In Gran Bretagna, come e' normale che sia, non tutto e' filato liscio e se da una parte i sostenitori della banca hanno affermato che questa risorsa (perche' altro non e': una semplice, razionale, risorsa) potrebbe un giorno essere utilizzata per trattare malattie come il morbo di Alzheimer, il diabete, la sclerosi laterale amiotrofica, i suoi numerosi critici hanno controbattuto paventando la possibilita' che in futuro i laboratori di ricerca facciano pressioni sulle cliniche della fertilita' affinche' siano donati gli embrioni in eccedenza. Un dibattito potremmo dire civile, assunto per capire, meglio e nei dettagli, le vere potenzialita' e i rischi di questa risorsa. L'Autorita' per la fecondazione e l'embriologia (HFEA), l'autorita' che regolamenta il settore della ricerca degli embrioni in Gran Bretagna, ha sgombrato il terreno da questi legittimi dubbi, rilevando che esistono direttive precise per la tutela dei pazienti. Certo, la legge e le direttive non danno sicurezze preconfezionate, ma -ed e' meglio ripeterlo- vogliamo paragonare queste certezze a rischio minimo con i nostri dubbi da trattoria? Con i "cosa fare" degli embrioni congelati e clandestini nel patrio suolo? Gli prendiamo forse le impronte digitali?
Abbiamo cercato qualche parere a seguito di questa notizia.
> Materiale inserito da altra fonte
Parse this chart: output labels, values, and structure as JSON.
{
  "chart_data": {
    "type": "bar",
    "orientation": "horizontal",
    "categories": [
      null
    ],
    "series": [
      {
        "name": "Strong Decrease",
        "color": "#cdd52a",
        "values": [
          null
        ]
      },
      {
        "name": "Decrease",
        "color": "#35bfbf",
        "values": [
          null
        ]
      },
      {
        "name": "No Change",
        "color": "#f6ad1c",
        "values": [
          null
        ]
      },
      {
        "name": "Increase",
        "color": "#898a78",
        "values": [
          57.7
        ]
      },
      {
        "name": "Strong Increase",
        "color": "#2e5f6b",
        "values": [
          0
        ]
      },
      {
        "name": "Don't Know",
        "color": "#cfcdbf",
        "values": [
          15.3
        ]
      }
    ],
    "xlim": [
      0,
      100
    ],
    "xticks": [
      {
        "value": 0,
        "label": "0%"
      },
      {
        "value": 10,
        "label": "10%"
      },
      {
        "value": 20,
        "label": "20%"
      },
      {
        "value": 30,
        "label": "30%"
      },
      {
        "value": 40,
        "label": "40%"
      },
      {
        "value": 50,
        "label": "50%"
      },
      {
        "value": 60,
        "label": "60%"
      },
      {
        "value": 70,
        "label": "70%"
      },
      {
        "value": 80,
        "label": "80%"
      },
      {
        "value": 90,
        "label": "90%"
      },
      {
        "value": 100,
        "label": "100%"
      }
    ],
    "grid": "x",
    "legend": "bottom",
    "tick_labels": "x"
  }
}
Niente o quasi, a parte un solitario entusiastico commento di Elena Cattaneo, ricercatrice sulle staminali per le malattie del sistema nervoso di Milano:
"un passo avanti per tutti noi: da' finalmente la possibilita' di sperimentare su materiale controllato e sotto l'egida di un ente pubblico". Nessun'altra dichiarazione, nessun altro suggerimento, quindi nessuna voglia di riflettere. Siamo in Estate e ogni questione prende il tempo di una bibita rinfrescante (sappiamo pure questo), ma in previsione della riapertura di un secondo dibattito sulla fecondazione assistita, al quale sinceramente non vorremo nemmeno lontanamente assistere, ci pare il caso sommessamente di proporre al nostro legislatore la seguente dignitosa soluzione per i nostri sfigatissimi trentamila embrioni. Via, che li si regali alla banca degli embrioni britannica e festa finita. Si abbia pieta', saranno almeno in buona compagnia.